Screening for disease is not as straightforward as it may seem on cursory examination. Sometimes it does not influence the course of the screened for disease and other times it may cause more harm than good as early intervention may result in more morbidity than if the disease had been undiagnosed. Then there is the issue of the age of the population to be screened. Obviously, the older the population the less they have to gain even from an effective screening procedure.

Screening for colon cancer is generally accepted as useful and effective. Mortality from the disease has decreased over the past 30 years. This observation suggests that screening and early diagnosis of premalignant lesions have been effective. But complicating this view is that the incidence of the disease has also fallen for unclear reasons. See Cancer Statistics 2024.

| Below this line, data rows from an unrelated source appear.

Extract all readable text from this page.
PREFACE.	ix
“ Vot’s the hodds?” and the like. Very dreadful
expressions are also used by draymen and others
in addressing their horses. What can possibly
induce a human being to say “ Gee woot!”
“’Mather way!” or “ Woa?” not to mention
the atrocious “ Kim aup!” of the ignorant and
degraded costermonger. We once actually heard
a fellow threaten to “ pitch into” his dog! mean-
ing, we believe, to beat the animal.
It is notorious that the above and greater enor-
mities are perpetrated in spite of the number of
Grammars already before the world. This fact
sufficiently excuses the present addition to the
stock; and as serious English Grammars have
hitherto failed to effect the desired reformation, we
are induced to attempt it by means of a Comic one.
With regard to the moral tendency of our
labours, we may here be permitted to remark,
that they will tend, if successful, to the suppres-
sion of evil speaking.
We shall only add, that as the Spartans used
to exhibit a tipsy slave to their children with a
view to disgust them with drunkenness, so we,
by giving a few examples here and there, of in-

Let’s, however, assume that identifying premalignant lesions is useful and focus on the question of at what age should colonoscopy in patients already known to have such lesions be stopped. This issue was examined in Surveillance Colonoscopy Findings in Older Adults With a History of Colorectal Adenomas published by the JAMA Open Network. The complete paper is available for download below.

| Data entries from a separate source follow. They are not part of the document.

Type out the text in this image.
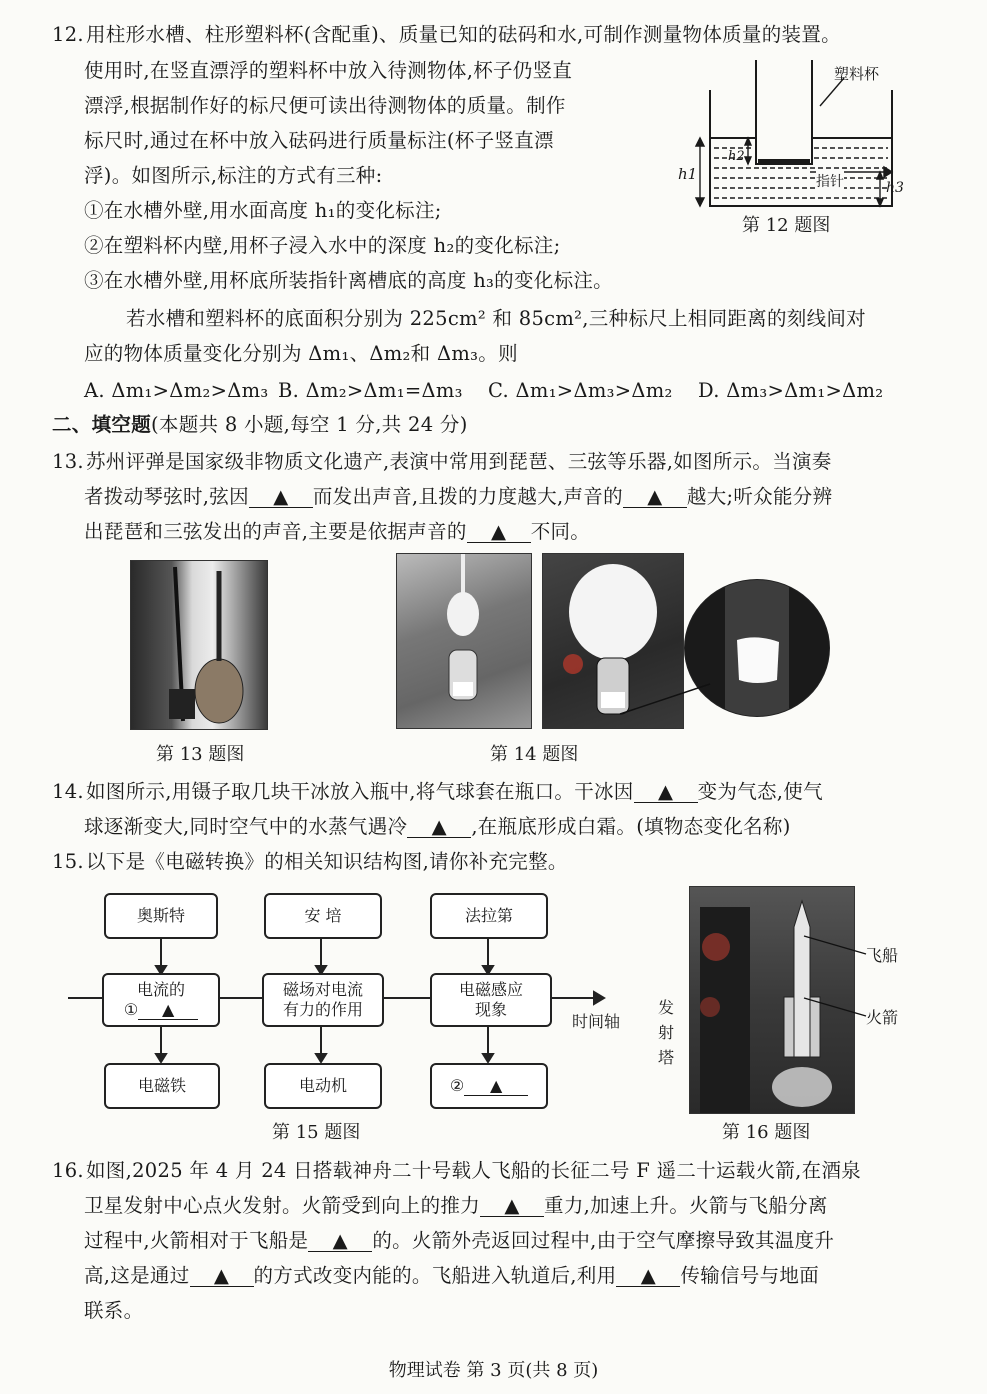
12. 用柱形水槽、柱形塑料杯(含配重)、质量已知的砝码和水,可制作测量物体质量的装置。
使用时,在竖直漂浮的塑料杯中放入待测物体,杯子仍竖直
漂浮,根据制作好的标尺便可读出待测物体的质量。制作
标尺时,通过在杯中放入砝码进行质量标注(杯子竖直漂
浮)。如图所示,标注的方式有三种:
①在水槽外壁,用水面高度 h₁的变化标注;
②在塑料杯内壁,用杯子浸入水中的深度 h₂的变化标注;
③在水槽外壁,用杯底所装指针离槽底的高度 h₃的变化标注。
若水槽和塑料杯的底面积分别为 225cm² 和 85cm²,三种标尺上相同距离的刻线间对
应的物体质量变化分别为 Δm₁、Δm₂和 Δm₃。则
A. Δm₁>Δm₂>Δm₃ B. Δm₂>Δm₁=Δm₃ C. Δm₁>Δm₃>Δm₂ D. Δm₃>Δm₁>Δm₂
塑料杯
h1
h2
h3
指针
第 12 题图
二、填空题(本题共 8 小题,每空 1 分,共 24 分)
13. 苏州评弹是国家级非物质文化遗产,表演中常用到琵琶、三弦等乐器,如图所示。当演奏
者拨动琴弦时,弦因 ▲ 而发出声音,且拨的力度越大,声音的 ▲ 越大;听众能分辨
出琵琶和三弦发出的声音,主要是依据声音的 ▲ 不同。
第 13 题图	第 14 题图
14. 如图所示,用镊子取几块干冰放入瓶中,将气球套在瓶口。干冰因 ▲ 变为气态,使气
球逐渐变大,同时空气中的水蒸气遇冷 ▲ ,在瓶底形成白霜。(填物态变化名称)
15. 以下是《电磁转换》的相关知识结构图,请你补充完整。
奥斯特	安 培	法拉第
电流的
① ▲
磁场对电流
有力的作用
电磁感应
现象
时间轴
电磁铁	电动机	②	▲
第 15 题图
飞船
火箭
发
射
塔
第 16 题图
16. 如图,2025 年 4 月 24 日搭载神舟二十号载人飞船的长征二号 F 遥二十运载火箭,在酒泉
卫星发射中心点火发射。火箭受到向上的推力 ▲ 重力,加速上升。火箭与飞船分离
过程中,火箭相对于飞船是 ▲ 的。火箭外壳返回过程中,由于空气摩擦导致其温度升
高,这是通过 ▲ 的方式改变内能的。飞船进入轨道后,利用 ▲ 传输信号与地面
联系。
物理试卷 第 3 页(共 8 页)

The patients studied were 70 to 85 years of age who received surveillance colonoscopy at a large, community-based US health care system between January 1, 2017 and December 31, 2019; had an adenoma detected 12 or more months previously; and had at least 1 year of health plan enrollment before surveillance. Individuals were excluded due to prior colorectal cancer (CRC), hereditary CRC syndrome, inflammatory bowel disease, or prior colectomy or if the surveillance colonoscopy had an inadequate bowel preparation or was incomplete.

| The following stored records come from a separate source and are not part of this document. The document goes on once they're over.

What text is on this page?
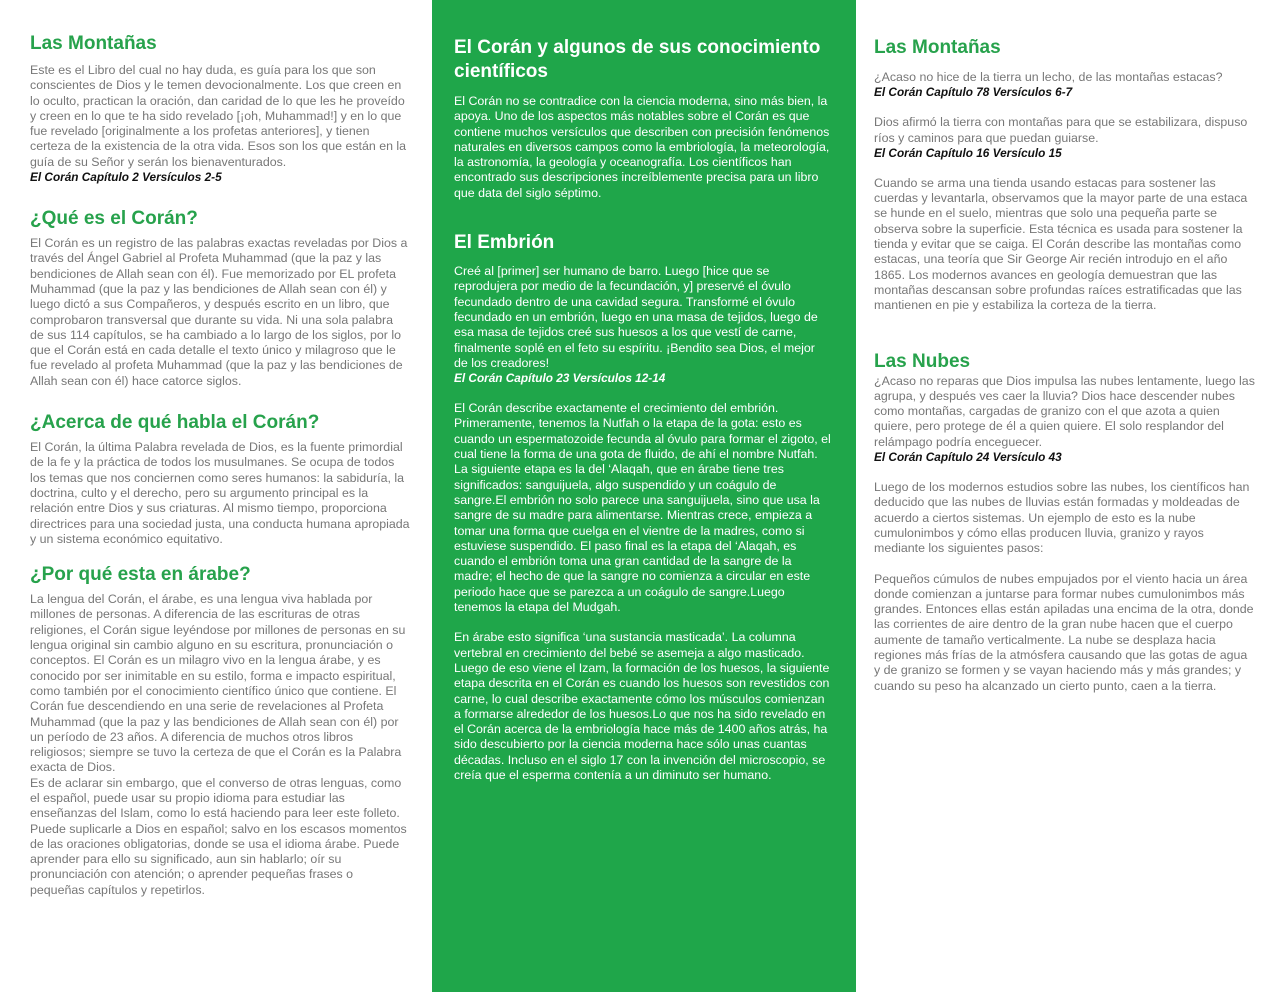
Las Montañas

Este es el Libro del cual no hay duda, es guía para los que son conscientes de Dios y le temen devocionalmente. Los que creen en lo oculto, practican la oración, dan caridad de lo que les he proveído y creen en lo que te ha sido revelado [¡oh, Muhammad!] y en lo que fue revelado [originalmente a los profetas anteriores], y tienen certeza de la existencia de la otra vida. Esos son los que están en la guía de su Señor y serán los bienaventurados.

El Corán Capítulo 2 Versículos 2-5
¿Qué es el Corán?

El Corán es un registro de las palabras exactas reveladas por Dios a través del Ángel Gabriel al Profeta Muhammad (que la paz y las bendiciones de Allah sean con él). Fue memorizado por EL profeta Muhammad (que la paz y las bendiciones de Allah sean con él) y luego dictó a sus Compañeros, y después escrito en un libro, que comprobaron transversal que durante su vida. Ni una sola palabra de sus 114 capítulos, se ha cambiado a lo largo de los siglos, por lo que el Corán está en cada detalle el texto único y milagroso que le fue revelado al profeta Muhammad (que la paz y las bendiciones de Allah sean con él) hace catorce siglos.

¿Acerca de qué habla el Corán?

El Corán, la última Palabra revelada de Dios, es la fuente primordial de la fe y la práctica de todos los musulmanes. Se ocupa de todos los temas que nos conciernen como seres humanos: la sabiduría, la doctrina, culto y el derecho, pero su argumento principal es la relación entre Dios y sus criaturas. Al mismo tiempo, proporciona directrices para una sociedad justa, una conducta humana apropiada y un sistema económico equitativo.

¿Por qué esta en árabe?

La lengua del Corán, el árabe, es una lengua viva hablada por millones de personas. A diferencia de las escrituras de otras religiones, el Corán sigue leyéndose por millones de personas en su lengua original sin cambio alguno en su escritura, pronunciación o conceptos. El Corán es un milagro vivo en la lengua árabe, y es conocido por ser inimitable en su estilo, forma e impacto espiritual, como también por el conocimiento científico único que contiene. El Corán fue descendiendo en una serie de revelaciones al Profeta Muhammad (que la paz y las bendiciones de Allah sean con él) por un período de 23 años. A diferencia de muchos otros libros religiosos; siempre se tuvo la certeza de que el Corán es la Palabra exacta de Dios.

Es de aclarar sin embargo, que el converso de otras lenguas, como el español, puede usar su propio idioma para estudiar las enseñanzas del Islam, como lo está haciendo para leer este folleto.

Puede suplicarle a Dios en español; salvo en los escasos momentos de las oraciones obligatorias, donde se usa el idioma árabe. Puede aprender para ello su significado, aun sin hablarlo; oír su pronunciación con atención; o aprender pequeñas frases o pequeñas capítulos y repetirlos.

El Corán y algunos de sus conocimiento científicos

El Corán no se contradice con la ciencia moderna, sino más bien, la apoya. Uno de los aspectos más notables sobre el Corán es que contiene muchos versículos que describen con precisión fenómenos naturales en diversos campos como la embriología, la meteorología, la astronomía, la geología y oceanografía. Los científicos han encontrado sus descripciones increíblemente precisa para un libro que data del siglo séptimo.

El Embrión

Creé al [primer] ser humano de barro. Luego [hice que se reprodujera por medio de la fecundación, y] preservé el óvulo fecundado dentro de una cavidad segura. Transformé el óvulo fecundado en un embrión, luego en una masa de tejidos, luego de esa masa de tejidos creé sus huesos a los que vestí de carne, finalmente soplé en el feto su espíritu. ¡Bendito sea Dios, el mejor de los creadores!

El Corán Capítulo 23 Versículos 12-14

El Corán describe exactamente el crecimiento del embrión. Primeramente, tenemos la Nutfah o la etapa de la gota: esto es cuando un espermatozoide fecunda al óvulo para formar el zigoto, el cual tiene la forma de una gota de fluido, de ahí el nombre Nutfah. La siguiente etapa es la del ‘Alaqah, que en árabe tiene tres significados: sanguijuela, algo suspendido y un coágulo de sangre.El embrión no solo parece una sanguijuela, sino que usa la sangre de su madre para alimentarse. Mientras crece, empieza a tomar una forma que cuelga en el vientre de la madres, como si estuviese suspendido. El paso final es la etapa del ‘Alaqah, es cuando el embrión toma una gran cantidad de la sangre de la madre; el hecho de que la sangre no comienza a circular en este periodo hace que se parezca a un coágulo de sangre.Luego tenemos la etapa del Mudgah.

En árabe esto significa ‘una sustancia masticada’. La columna vertebral en crecimiento del bebé se asemeja a algo masticado. Luego de eso viene el Izam, la formación de los huesos, la siguiente etapa descrita en el Corán es cuando los huesos son revestidos con carne, lo cual describe exactamente cómo los músculos comienzan a formarse alrededor de los huesos.Lo que nos ha sido revelado en el Corán acerca de la embriología hace más de 1400 años atrás, ha sido descubierto por la ciencia moderna hace sólo unas cuantas décadas. Incluso en el siglo 17 con la invención del microscopio, se creía que el esperma contenía a un diminuto ser humano.

Las Montañas

¿Acaso no hice de la tierra un lecho, de las montañas estacas?

El Corán Capítulo 78 Versículos 6-7

Dios afirmó la tierra con montañas para que se estabilizara, dispuso ríos y caminos para que puedan guiarse.

El Corán Capítulo 16 Versículo 15

Cuando se arma una tienda usando estacas para sostener las cuerdas y levantarla, observamos que la mayor parte de una estaca se hunde en el suelo, mientras que solo una pequeña parte se observa sobre la superficie. Esta técnica es usada para sostener la tienda y evitar que se caiga. El Corán describe las montañas como estacas, una teoría que Sir George Air recién introdujo en el año 1865. Los modernos avances en geología demuestran que las montañas descansan sobre profundas raíces estratificadas que las mantienen en pie y estabiliza la corteza de la tierra.

Las Nubes

¿Acaso no reparas que Dios impulsa las nubes lentamente, luego las agrupa, y después ves caer la lluvia? Dios hace descender nubes como montañas, cargadas de granizo con el que azota a quien quiere, pero protege de él a quien quiere. El solo resplandor del relámpago podría enceguecer.

El Corán Capítulo 24 Versículo 43

Luego de los modernos estudios sobre las nubes, los científicos han deducido que las nubes de lluvias están formadas y moldeadas de acuerdo a ciertos sistemas. Un ejemplo de esto es la nube cumulonimbos y cómo ellas producen lluvia, granizo y rayos mediante los siguientes pasos:

Pequeños cúmulos de nubes empujados por el viento hacia un área donde comienzan a juntarse para formar nubes cumulonimbos más grandes. Entonces ellas están apiladas una encima de la otra, donde las corrientes de aire dentro de la gran nube hacen que el cuerpo aumente de tamaño verticalmente. La nube se desplaza hacia regiones más frías de la atmósfera causando que las gotas de agua y de granizo se formen y se vayan haciendo más y más grandes; y cuando su peso ha alcanzado un cierto punto, caen a la tierra.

Advanced neoplasia was defined as any CRC or advanced adenoma. Advanced adenoma was defined as a conventional adenoma with high-grade dysplasia or villous or tubulovillous histologic features or as any conventional adenoma 10 mm or greater in size.

In a large, integrated health care system, among 9740 surveillance colonoscopies in patients 70 to 85 years of age with a history of colorectal adenoma, detection of CRC or advanced neoplasia did not increase significantly with age over five years of observation. Overall, CRC detection was rare (0.3%), while detection of advanced neoplasia was more common (12.0%). Patients with a history of advanced adenoma vs nonadvanced adenoma were more likely to have CRC detected, though still rarely (0.5% vs 0.2%), and were more likely to have advanced neoplasia detected (16.5% vs 10.6%).

The two figures below summarize the study’s findings. NAA is non-advanced adenoma. AA is advanced adenoma. The first figure depicts the incidence of CRC while the second shows the incidence of advanced neoplasia. Notice how low was the incidence of cancer.

The very low incidence of CRC in elderly subjects with adenomas regardless of type suggests that there should be some age at which the risks of colonoscopy exceed any benefit. These risks increase with age, particularly among those aged 75 years or older, and include heart attack, stroke, sedation-related adverse events (eg, aspiration pneumonia), bleeding, infection, and perforation. The data in this study suggest that elderly people with adenomas considered to be at high risk of CRC are actually not at very high risk. And that the procedure should be limited to those with a life expectancy of at least 10 years. Both 80 year men and women in the US have life expectancies of less than 10 years. Those younger with comorbidities will also fall into this group.

The obvious next question is what about routine colonoscopy in people who do not have adenomas? At what age should colonoscopy no longer be recommended? Current guidelines provide no direction as to what age the procedure should be stopped in patients with or without lesions. Any recommendation I would make as to what age the scope should remain in the cabinet would be pure speculation, but my guess is that age 65 to 70 would be a good time to discard routine colonoscopy in patients with no lesions.